= Diocesan governor (Norway) =

The diocesan governor (Stiftamtmann) was the head government official that oversaw the civil administration within a diocese in the Kingdom of Denmark-Norway and later in Norway. The bishop of the diocese oversaw the religious administration in the diocese and together, the two officials were the highest officials in the diocese, reporting directly to the king.

Each diocese typically was made up of several counties which were led by a county governor (amtmann). The diocesan governor oversaw all the county governors within the diocese. The diocesan governor was the king's representative in the diocese, and their job was to ensure that the king's orders and laws were obeyed. The diocesan governor was also to make sure that the bishop of the diocese did not succumb to heresy or other problems.

Often, but not always, the diocesan governor also simultaneously held the role of county governor for one of the diocese's counties. The diocesan governor of Kristiania was often called the vice-stadholder, meaning he was just below the rank of the stadholder who was the governor-general of Norway. The diocesan governor of Kristiania stood slightly higher in rank than the other diocesan governors in Norway.

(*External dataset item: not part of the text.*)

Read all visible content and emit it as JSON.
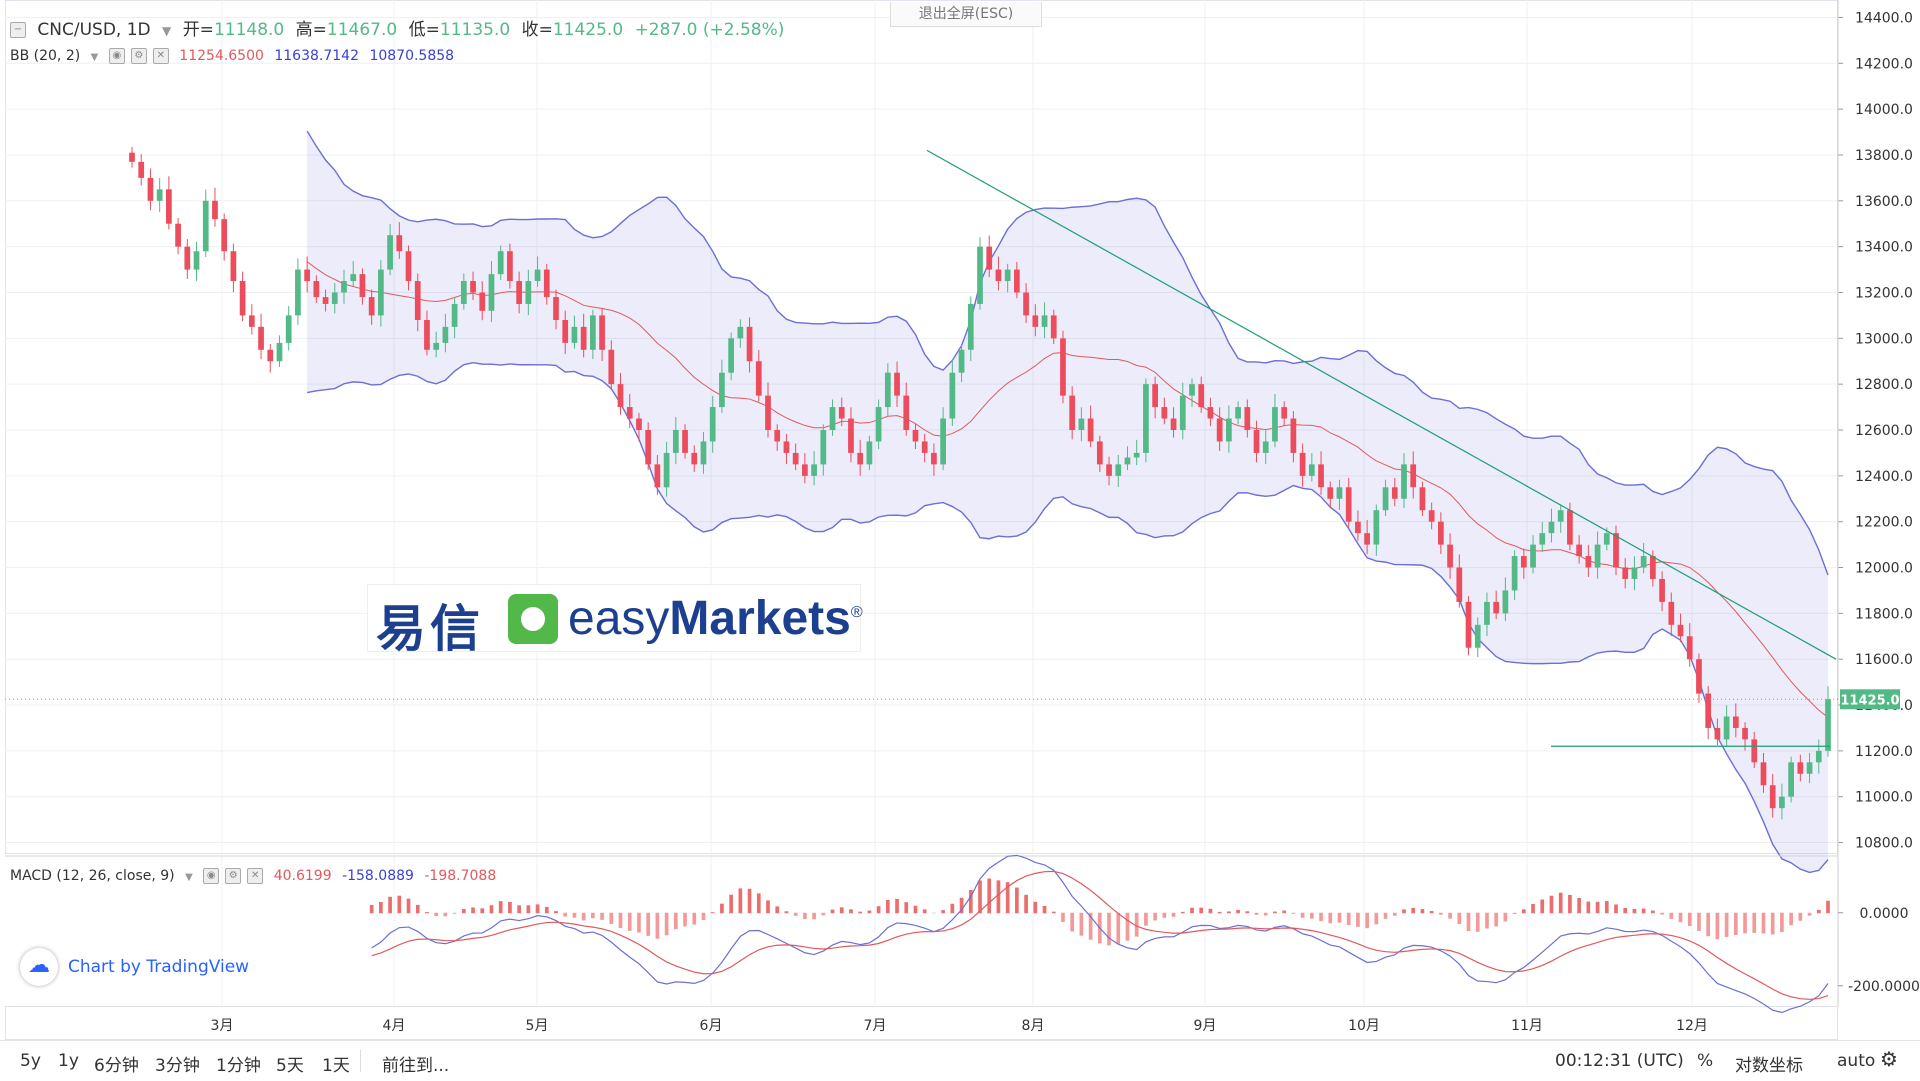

In Norway, there traditionally were four diocesan governors starting in the late 1600s, but in the mid-1800s, there were two more dioceses created, so two more diocesan governors were added.

- Diocesan Governor of Kristiania (1664-1918). This governor was based in Kristiania and oversaw the entire Diocese of Kristiania. It was historically called the Diocese of Aggershuus (1664–1843) and Diocese of Christiania (1843–1877). This governor oversaw the counties of Akershus amt, Buskerud amt, Kristiania amt, Smaalenenes amt, and Jarlsberg og Larvik amt (prior to 1864, it also included Hedemarkens amt and Kristians amt).

- Diocesan Governor of Bergen (1660–1918). This governor was based in Bergen, oversaw the entire Diocese of Bergen. This governor oversaw the counties of Nordre Bergenhus amt, Søndre Bergenhus amt, Bergen amt, and part of Romsdalen amt (prior to 1844, it also included Finmarkens amt, Nordlandenes amt, and Tromsø amt).

- Diocesan Governor of Kristiansand (1669–1918). This governor was based in Kristiansand, oversaw the entire Diocese of Kristiansand. Historically, this diocese was based in the city of Stavanger from 1669–1681, when it was known as the Diocese of Stavanger. In 1662, the diocese was renamed as the Diocese of Christianssand and its headquarters were moved to the town of Christianssand. In 1870, the spelling was changed to Kristiansand. This governor oversaw the counties of Bratsberg amt, Lister og Mandals amt, Nedenæs amt, and Stavanger amt.

- Diocesan Governor of Trondhjem (1687–1918). This governor was based in Trondheim, oversaw the entire Diocese of Trondhjem. This governor oversaw the counties of Nordre Trondhjems amt, Søndre Trondhjems amt, and part of Romsdalen amt.

- Diocesan Governor of Tromsø (1844–1918). This governor was based in Tromsø, oversaw the entire Diocese of Tromsø. This governor oversaw the counties of Finmarkens amt, Nordlandenes amt, and Tromsø amt.

- Diocesan Governor of Hamar (1864–1918). This governor was based in Hamar, oversaw the entire Diocese of Hamar. This governor oversaw the counties of Kristians amt and Hedemarkens amt.

Over time, the overarching role of the diocesan governor lost some of its significance and in administrative reforms in 1918, the job was abolished effective on 1 January 1919. During this reform, the county governors were re-named as fylkesmann.